Permettre aux victimes de la dictature de témoigner publiquement de leurs souffrances, revêt une signification symbolique indéniable. Permettre à une personne, de reprendre, de façon détaillée, la scène du crime dont elle était la victime, et de faire son deuil, ne serait ce que partiellement, est d’une importance capitale pour leur « reconstruction » psychologique. En effet, cet acte quasi-théâtral, a réussi par apporter à la mise à nue des atrocités commises depuis l’indépendance, un caractère officiel certain. Autrement dit, ces auditions publiques, étant organisées par une instance constitutionnelle au financement public, en plus d’être retransmises en direct par la télévision nationale, laisse entendre une forte implication directe de l’Etat et une reconnaissance de sa part. Naturellement, l’Etat n’aurait pas accepté d’y procéder, en l’absence de pression exercée, de manière constante, par l’ensemble des acteurs de la société civile tunisienne depuis la chute de Ben Ali. C’est pourquoi, cela devrait s’analyser en un succès lié à la révolution de 2010-2011. Cependant, eu égard au poids de l’héritage autoritariste, il semble peu évident que ce qui est fait, puisse être suffisant.

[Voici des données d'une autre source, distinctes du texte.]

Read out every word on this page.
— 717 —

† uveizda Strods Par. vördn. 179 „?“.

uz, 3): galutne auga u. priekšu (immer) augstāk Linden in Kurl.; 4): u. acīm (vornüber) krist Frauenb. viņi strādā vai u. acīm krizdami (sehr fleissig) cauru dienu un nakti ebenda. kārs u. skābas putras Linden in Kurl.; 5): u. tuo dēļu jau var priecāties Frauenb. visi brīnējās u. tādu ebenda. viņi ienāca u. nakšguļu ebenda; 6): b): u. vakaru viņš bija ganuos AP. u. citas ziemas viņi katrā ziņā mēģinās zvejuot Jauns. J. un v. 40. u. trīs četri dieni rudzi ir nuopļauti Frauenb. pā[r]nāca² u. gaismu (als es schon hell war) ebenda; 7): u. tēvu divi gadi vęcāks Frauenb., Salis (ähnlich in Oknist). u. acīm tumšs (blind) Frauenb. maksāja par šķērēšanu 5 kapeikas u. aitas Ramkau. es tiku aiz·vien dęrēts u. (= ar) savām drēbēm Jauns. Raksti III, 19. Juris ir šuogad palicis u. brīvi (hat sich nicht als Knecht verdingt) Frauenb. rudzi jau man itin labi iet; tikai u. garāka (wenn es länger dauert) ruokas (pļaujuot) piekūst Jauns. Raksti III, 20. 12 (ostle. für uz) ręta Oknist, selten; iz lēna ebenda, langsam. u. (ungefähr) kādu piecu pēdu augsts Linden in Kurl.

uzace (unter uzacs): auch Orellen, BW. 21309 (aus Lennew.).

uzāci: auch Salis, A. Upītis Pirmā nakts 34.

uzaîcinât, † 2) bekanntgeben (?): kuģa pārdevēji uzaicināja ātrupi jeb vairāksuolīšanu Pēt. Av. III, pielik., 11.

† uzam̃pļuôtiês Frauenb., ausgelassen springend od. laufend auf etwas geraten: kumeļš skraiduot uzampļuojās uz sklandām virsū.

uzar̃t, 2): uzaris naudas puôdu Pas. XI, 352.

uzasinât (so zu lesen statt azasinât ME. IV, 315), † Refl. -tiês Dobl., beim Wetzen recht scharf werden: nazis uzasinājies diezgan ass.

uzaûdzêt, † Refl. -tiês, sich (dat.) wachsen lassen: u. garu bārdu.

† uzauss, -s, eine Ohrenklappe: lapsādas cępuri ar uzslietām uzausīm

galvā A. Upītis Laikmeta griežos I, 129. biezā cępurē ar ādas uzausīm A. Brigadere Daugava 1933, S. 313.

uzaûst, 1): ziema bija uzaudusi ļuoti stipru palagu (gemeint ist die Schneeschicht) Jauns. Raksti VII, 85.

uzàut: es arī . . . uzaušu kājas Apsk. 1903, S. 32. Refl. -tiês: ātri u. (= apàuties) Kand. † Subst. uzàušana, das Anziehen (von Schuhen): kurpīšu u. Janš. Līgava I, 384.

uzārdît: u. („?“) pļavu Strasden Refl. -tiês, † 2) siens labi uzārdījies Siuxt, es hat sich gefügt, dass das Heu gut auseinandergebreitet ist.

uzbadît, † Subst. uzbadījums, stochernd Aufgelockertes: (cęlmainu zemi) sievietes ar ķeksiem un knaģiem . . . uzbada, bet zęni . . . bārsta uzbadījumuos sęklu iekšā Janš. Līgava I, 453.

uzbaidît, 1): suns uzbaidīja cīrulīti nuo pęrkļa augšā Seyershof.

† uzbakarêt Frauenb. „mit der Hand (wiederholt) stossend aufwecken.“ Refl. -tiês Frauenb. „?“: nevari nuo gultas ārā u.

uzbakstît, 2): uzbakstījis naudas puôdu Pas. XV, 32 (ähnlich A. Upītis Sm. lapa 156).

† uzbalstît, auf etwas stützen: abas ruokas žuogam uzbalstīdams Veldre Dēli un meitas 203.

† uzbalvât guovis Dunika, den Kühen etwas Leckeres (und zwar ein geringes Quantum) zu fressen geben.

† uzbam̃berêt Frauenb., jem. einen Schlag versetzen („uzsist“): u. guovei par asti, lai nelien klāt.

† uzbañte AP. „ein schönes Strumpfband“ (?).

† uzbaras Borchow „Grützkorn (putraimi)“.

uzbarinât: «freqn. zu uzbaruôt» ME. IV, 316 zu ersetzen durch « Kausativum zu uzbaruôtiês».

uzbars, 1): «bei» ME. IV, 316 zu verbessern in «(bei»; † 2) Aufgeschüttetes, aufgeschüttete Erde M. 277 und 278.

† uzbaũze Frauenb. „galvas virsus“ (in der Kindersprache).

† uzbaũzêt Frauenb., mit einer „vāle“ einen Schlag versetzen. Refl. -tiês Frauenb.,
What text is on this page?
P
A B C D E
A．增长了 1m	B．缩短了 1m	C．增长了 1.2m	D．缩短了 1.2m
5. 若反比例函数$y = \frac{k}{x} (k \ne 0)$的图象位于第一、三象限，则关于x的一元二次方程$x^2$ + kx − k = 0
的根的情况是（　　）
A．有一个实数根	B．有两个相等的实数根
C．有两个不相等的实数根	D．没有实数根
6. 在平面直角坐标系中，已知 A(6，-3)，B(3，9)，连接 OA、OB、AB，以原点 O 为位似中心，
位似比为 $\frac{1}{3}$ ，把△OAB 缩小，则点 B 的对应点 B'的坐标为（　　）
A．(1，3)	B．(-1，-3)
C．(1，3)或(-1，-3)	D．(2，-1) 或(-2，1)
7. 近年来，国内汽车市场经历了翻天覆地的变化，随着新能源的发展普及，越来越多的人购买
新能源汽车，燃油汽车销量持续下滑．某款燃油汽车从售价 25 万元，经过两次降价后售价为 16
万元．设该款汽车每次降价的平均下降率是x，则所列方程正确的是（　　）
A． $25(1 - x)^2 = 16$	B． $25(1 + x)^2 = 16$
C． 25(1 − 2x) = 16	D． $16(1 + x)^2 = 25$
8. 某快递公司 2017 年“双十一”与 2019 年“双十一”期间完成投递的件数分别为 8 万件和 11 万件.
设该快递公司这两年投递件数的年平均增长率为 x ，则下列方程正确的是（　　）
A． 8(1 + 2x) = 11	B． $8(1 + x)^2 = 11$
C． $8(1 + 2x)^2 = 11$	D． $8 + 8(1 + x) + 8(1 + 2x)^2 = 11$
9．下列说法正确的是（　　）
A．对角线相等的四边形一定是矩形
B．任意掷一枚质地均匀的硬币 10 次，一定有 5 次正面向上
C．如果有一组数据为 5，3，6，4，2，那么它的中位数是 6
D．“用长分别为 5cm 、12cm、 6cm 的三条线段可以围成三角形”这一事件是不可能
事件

D’abord, il serait bon de rappeler que la justice transitionnelle poursuit, en premier lieu, un but de sensibilisation et de conscientisation. En d’autres termes, par la reconnaissance des erreurs commises par le passé, on apprend à ne plus jamais reproduire ça dans l’avenir. Ainsi, l’ignorance et l’oubli des crimes commis ne permettront jamais de bien tourner la page. Dans cette perspective, il faudrait que l’Instance Vérité et Dignité (IVD) se dote des moyens nécessaires afin qu’elle puisse mener à bien sa mission. La justice transitionnelle devrait viser, non seulement la classe politique, mais l’ensemble de la société et surtout sa jeunesse. Ainsi, l’IVD devrait inclure dans son champ d’activité les établissements scolaires, les établissements d’enseignement supérieur, ainsi que les maisons de jeunes. Car l’ultime garantie de non-répétition n’est autre que l’intériorisation de la valeur du système des droits de l’Homme par le Tunisien de demain.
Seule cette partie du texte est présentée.